In fact all receptors are functionally dependant on the status of their voltage dependant channels, or gates. These gates are typically specific for minerals such as calcium, magnesium, potassium or sodium. It is therefore very important to make sure that your minerals are in proper balance to begin with when treating pain. GABA and Sodium channel activity have been found to have important down regulatory effects on the NMDA receptor.

Agents that are antagonistic to GABA,such as Baclofen, can be given along with drugs such as Ketamine, which is antagonistic to the NMDA receptor itself, for an additive effect. Recently NMDA receptors have been found in peripheral nerve and skin as well. As a result, topical agents applied can offer effectiveness in down regulating the pain experience.

The antiepileptic Neurontin and the calcium channel blocker Procardia are examples of other drugs that reduce neuropathic pain. Neurontin works because it is a glutamate antagonist. Procardia works because it prevents calcium dependant voltage gate opening. Since the net effect of both of these drugs is to decrease NMDA responsiveness, there is less pain signal generation by the receptor.

The AMPA receptor has been found to be sensitive to sodium channel opening. Reduction of pain sensation can be accomplished with medicines that have sodium channel stabilizing effects. Examples include the anti seizure drugs Neurontin, Tegretol, Depakote and Dilantin. The cardiac antiarrythemic Mexitil has a similar mechanism of action. It has been used successfully for pain reduction as well.

Catapres has agonist effects on the alpha receptors in both the central and peripheral nervous system. As agonists, they block the release of norepinepherine from sympathetic nerve endings. As a result of the weakened sympathetic response to an inciting stimulus, pain reduction occurs.

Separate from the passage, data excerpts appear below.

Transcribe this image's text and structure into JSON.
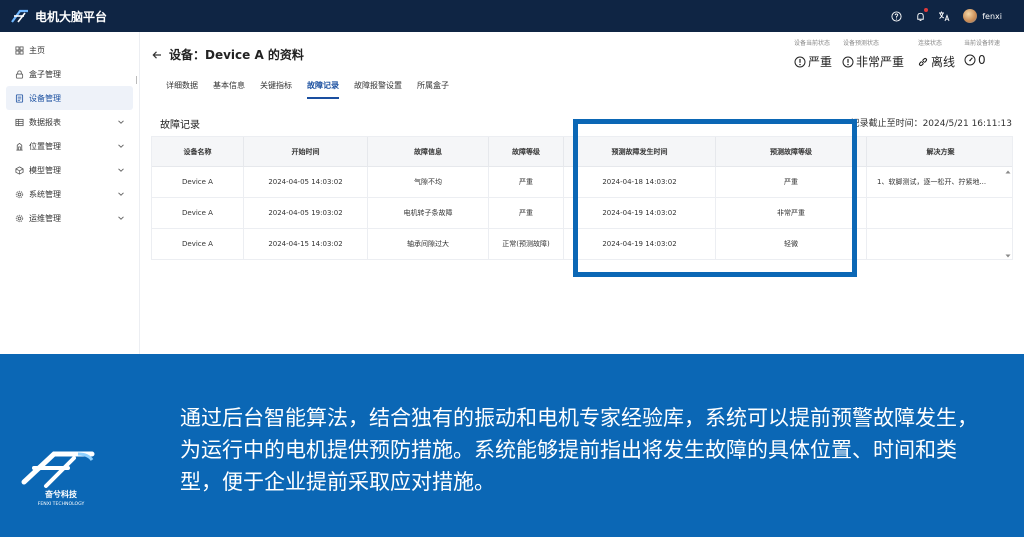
{
  "app": {
    "title": "电机大脑平台",
    "username": "fenxi"
  },
  "sidebar": {
    "items": [
      {
        "label": "主页",
        "icon": "home-icon",
        "active": false,
        "expandable": false
      },
      {
        "label": "盒子管理",
        "icon": "lock-icon",
        "active": false,
        "expandable": false
      },
      {
        "label": "设备管理",
        "icon": "device-icon",
        "active": true,
        "expandable": false
      },
      {
        "label": "数据报表",
        "icon": "table-icon",
        "active": false,
        "expandable": true
      },
      {
        "label": "位置管理",
        "icon": "location-icon",
        "active": false,
        "expandable": true
      },
      {
        "label": "模型管理",
        "icon": "model-icon",
        "active": false,
        "expandable": true
      },
      {
        "label": "系统管理",
        "icon": "gear-icon",
        "active": false,
        "expandable": true
      },
      {
        "label": "运维管理",
        "icon": "gear-icon",
        "active": false,
        "expandable": true
      }
    ]
  },
  "page": {
    "title": "设备：Device A 的资料"
  },
  "status": {
    "labels": [
      "设备当前状态",
      "设备预测状态",
      "连接状态",
      "当前设备转速"
    ],
    "current": "严重",
    "predicted": "非常严重",
    "connection": "离线",
    "speed": "0"
  },
  "tabs": [
    {
      "label": "详细数据",
      "active": false
    },
    {
      "label": "基本信息",
      "active": false
    },
    {
      "label": "关键指标",
      "active": false
    },
    {
      "label": "故障记录",
      "active": true
    },
    {
      "label": "故障报警设置",
      "active": false
    },
    {
      "label": "所属盒子",
      "active": false
    }
  ],
  "section": {
    "title": "故障记录",
    "deadline": "记录截止至时间：2024/5/21 16:11:13"
  },
  "table": {
    "headers": [
      "设备名称",
      "开始时间",
      "故障信息",
      "故障等级",
      "预测故障发生时间",
      "预测故障等级",
      "解决方案"
    ],
    "rows": [
      [
        "Device A",
        "2024-04-05 14:03:02",
        "气隙不均",
        "严重",
        "2024-04-18 14:03:02",
        "严重",
        "1、软脚测试，逐一松开、拧紧地..."
      ],
      [
        "Device A",
        "2024-04-05 19:03:02",
        "电机转子条故障",
        "严重",
        "2024-04-19 14:03:02",
        "非常严重",
        ""
      ],
      [
        "Device A",
        "2024-04-15 14:03:02",
        "轴承间隙过大",
        "正常(预测故障)",
        "2024-04-19 14:03:02",
        "轻微",
        ""
      ]
    ]
  },
  "colors": {
    "header_bg": "#0f2544",
    "accent": "#1a4fa0",
    "banner_bg": "#0b67b5",
    "highlight": "#0b67b5"
  },
  "banner": {
    "text": "通过后台智能算法，结合独有的振动和电机专家经验库，系统可以提前预警故障发生，为运行中的电机提供预防措施。系统能够提前指出将发生故障的具体位置、时间和类型，便于企业提前采取应对措施。",
    "logo_cn": "奋兮科技",
    "logo_en": "FENXI TECHNOLOGY"
  }
}
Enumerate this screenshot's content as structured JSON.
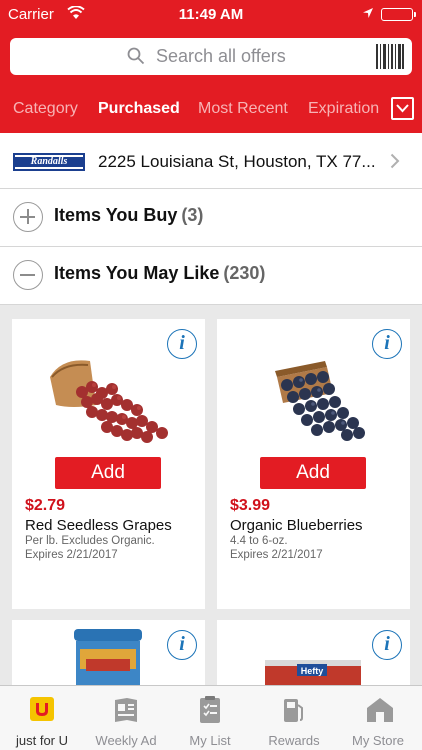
{
  "status_bar": {
    "carrier": "Carrier",
    "time": "11:49 AM"
  },
  "search": {
    "placeholder": "Search all offers",
    "icon": "search-icon",
    "scan_icon": "barcode-icon"
  },
  "filters": {
    "tabs": [
      {
        "label": "Category",
        "active": false
      },
      {
        "label": "Purchased",
        "active": true
      },
      {
        "label": "Most Recent",
        "active": false
      },
      {
        "label": "Expiration",
        "active": false
      }
    ],
    "dropdown_icon": "chevron-down-icon"
  },
  "store": {
    "logo_text": "Randalls",
    "address": "2225 Louisiana St, Houston, TX 77..."
  },
  "sections": [
    {
      "title": "Items You Buy",
      "count": "(3)",
      "expanded": false
    },
    {
      "title": "Items You May Like",
      "count": "(230)",
      "expanded": true
    }
  ],
  "offers": [
    {
      "add_label": "Add",
      "price": "$2.79",
      "name": "Red Seedless Grapes",
      "desc": "Per lb. Excludes Organic.",
      "expires": "Expires 2/21/2017",
      "image": "grapes-image"
    },
    {
      "add_label": "Add",
      "price": "$3.99",
      "name": "Organic Blueberries",
      "desc": "4.4 to 6-oz.",
      "expires": "Expires 2/21/2017",
      "image": "blueberries-image"
    },
    {
      "image": "peanut-butter-image"
    },
    {
      "image": "hefty-bags-image",
      "brand": "Hefty"
    }
  ],
  "tabbar": [
    {
      "label": "just for U",
      "icon": "just-for-u-icon",
      "active": true
    },
    {
      "label": "Weekly Ad",
      "icon": "weekly-ad-icon",
      "active": false
    },
    {
      "label": "My List",
      "icon": "list-icon",
      "active": false
    },
    {
      "label": "Rewards",
      "icon": "fuel-pump-icon",
      "active": false
    },
    {
      "label": "My Store",
      "icon": "store-icon",
      "active": false
    }
  ],
  "colors": {
    "brand_red": "#e31c23",
    "price_red": "#d0111b",
    "info_blue": "#1c74b8",
    "logo_blue": "#1b3f8f"
  }
}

In addition, Catapres has an agonist effect on opiod receptors, which in turn blocks the release of substance P. Both of these effects reduces the pain experience. Procardia's calcium channel blocking effect causes blood vessel wall relaxation. By increasing oxygen o the tissues, it therefore has a second mechanism of action to reduce pain. Unlike Clonidine, however, it does not work at the alpha or opiod receptors.

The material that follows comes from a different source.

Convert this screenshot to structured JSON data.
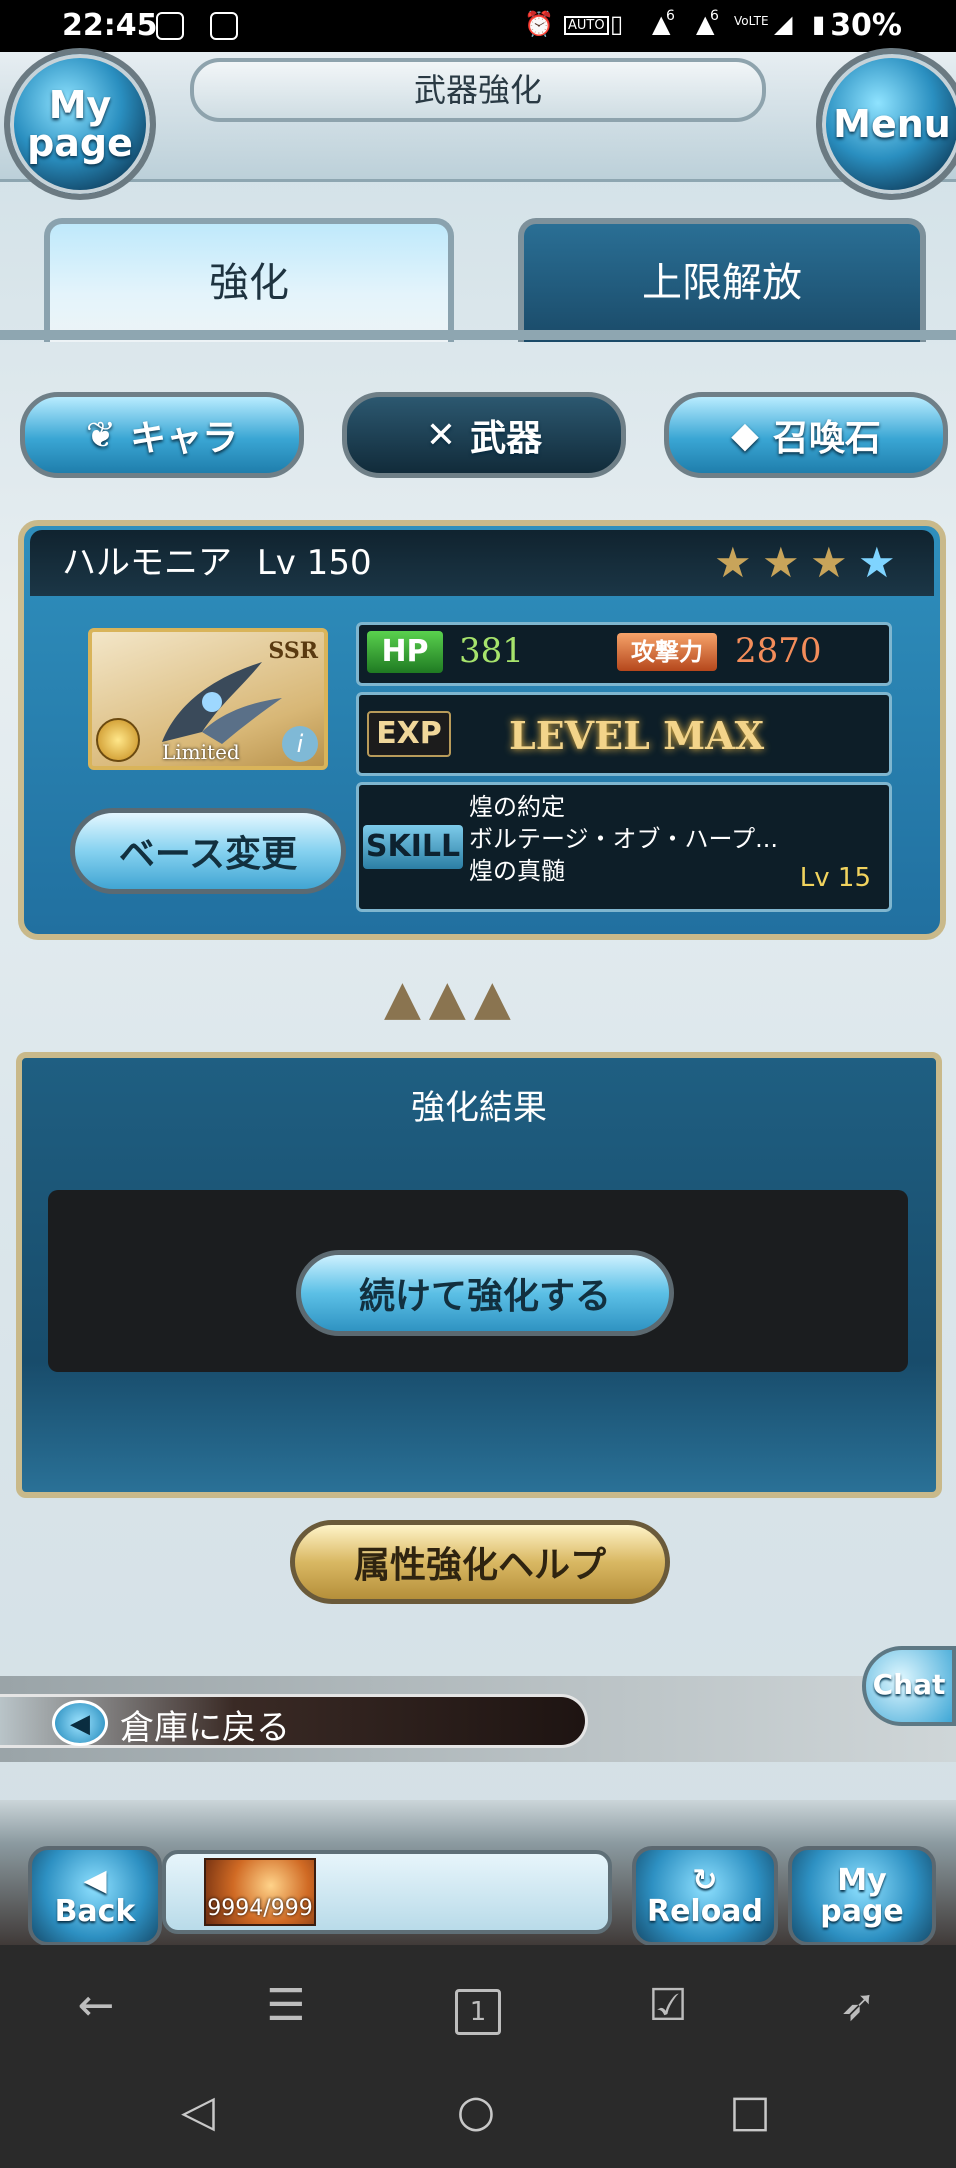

Zanaflex is an alpha agonist muscle relaxor. Because it reduces reflex activity within the spinal column, it reduces the release of excitatiory amino acids. This in turn inhibits the release of substance P and results in less stimulus for upgrading of NMDA activity.

Guanethidine is a drug that depresses the function for the postganglionic adrenergic fibers. Its major effect is to inhibit responses to sympathetic activation. Guanethidine also has considerable anesthetic activity. Bretylium is another example of a drug in this class.

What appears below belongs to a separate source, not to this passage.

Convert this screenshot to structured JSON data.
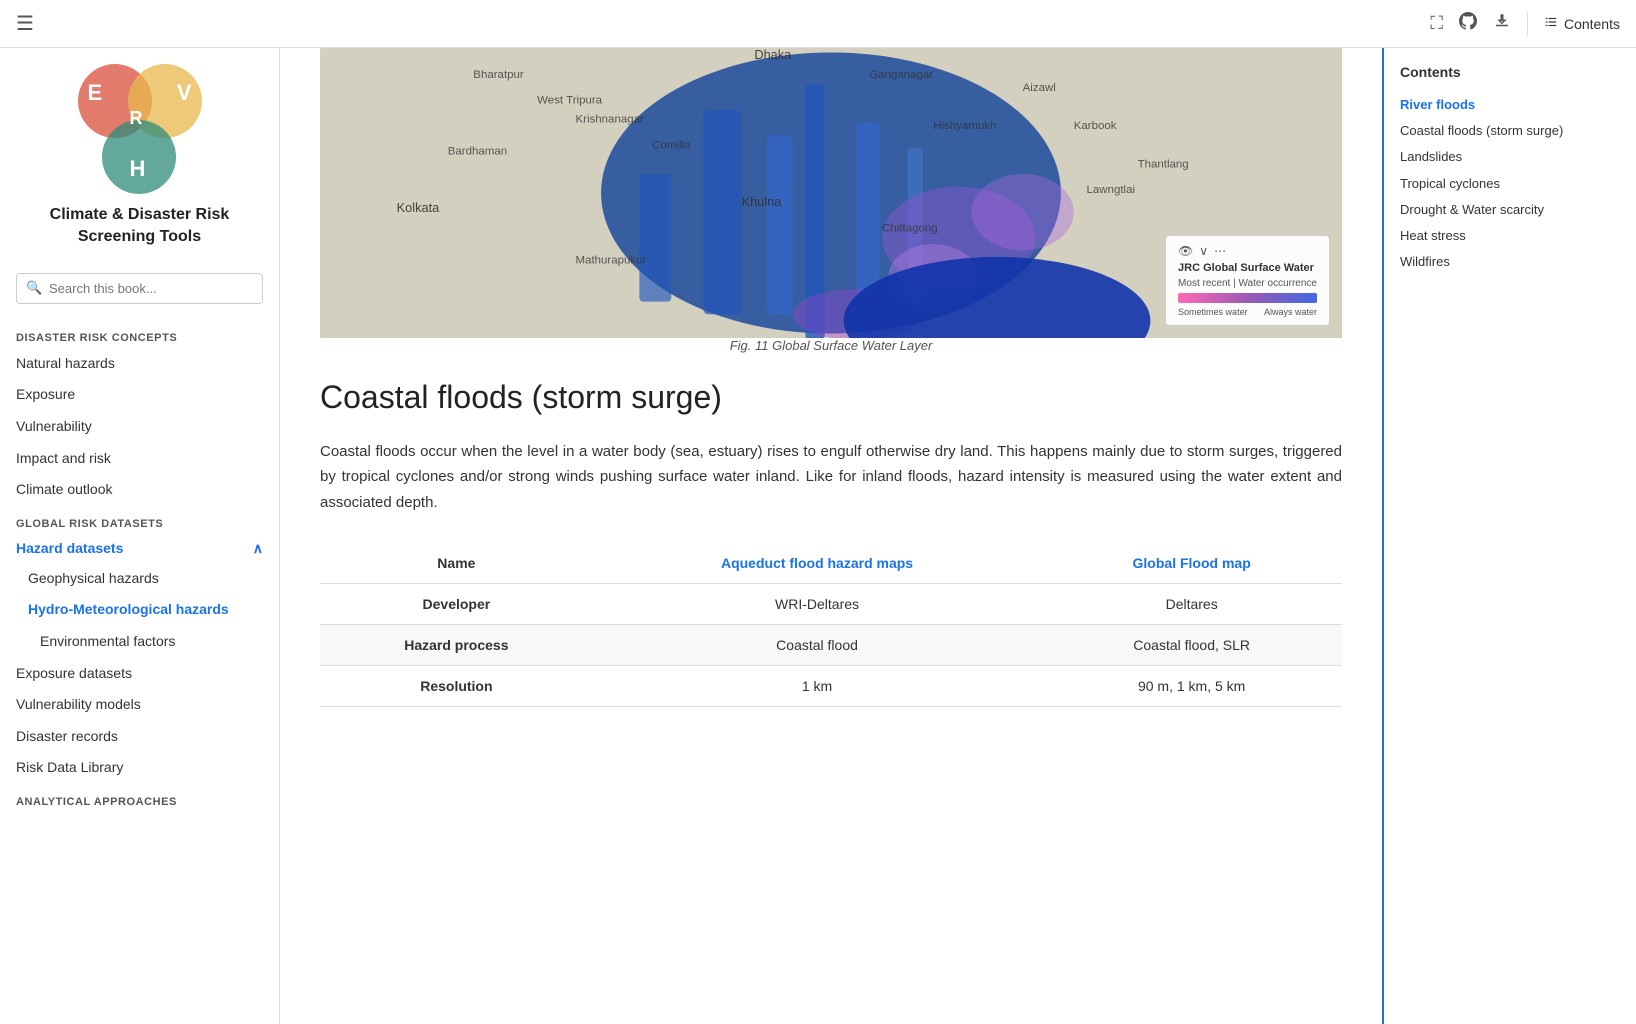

Elavil, Pamelor and Deseryl are antidepressants with known pain relieving properties. They block the reuptake of norepinephrine, which presumably decreases alpha adrenergic tone. They also know to block sodium channels. Their sedating side effect probably plays a role in pain reduction as well.

Lidoderm and Emla Patches are topical anesthetics that reduce pain via their soium channel blocking activity. Capsacin cream inhibits the release of substance P. Antivirals such as Amantidine and Zovirax can reduce immune response related neuropathic pain.

Plavix, an antiplatlet agent and Pletal a vasodialating drug used for claudication can reduce pain by facilitating oxygen delivery to the tissues. Trental, by increasing red blood cell pliability has been used with success as well. Naturally co morbid disease management and good nutrition facilitates healing and nerve membrane stability.

Another example of co morbid disease management that may have a large impact on pain is hidden infection. When infection is present, appropriate use of certain antibiotics can provide dramatic relief. This is especially true for those who have a predisposition to rheumatic conditions.

While this is only a brief review of non-narcotic pain relieving medications, it should be clear that there is an important role for pain management with these agents. As our understanding of the numerous mechanisms that affect the pain experience increases we should expect to see more pharmacologic approaches for it's treatment that are either receptor, voltage gate or co morbid disease driven.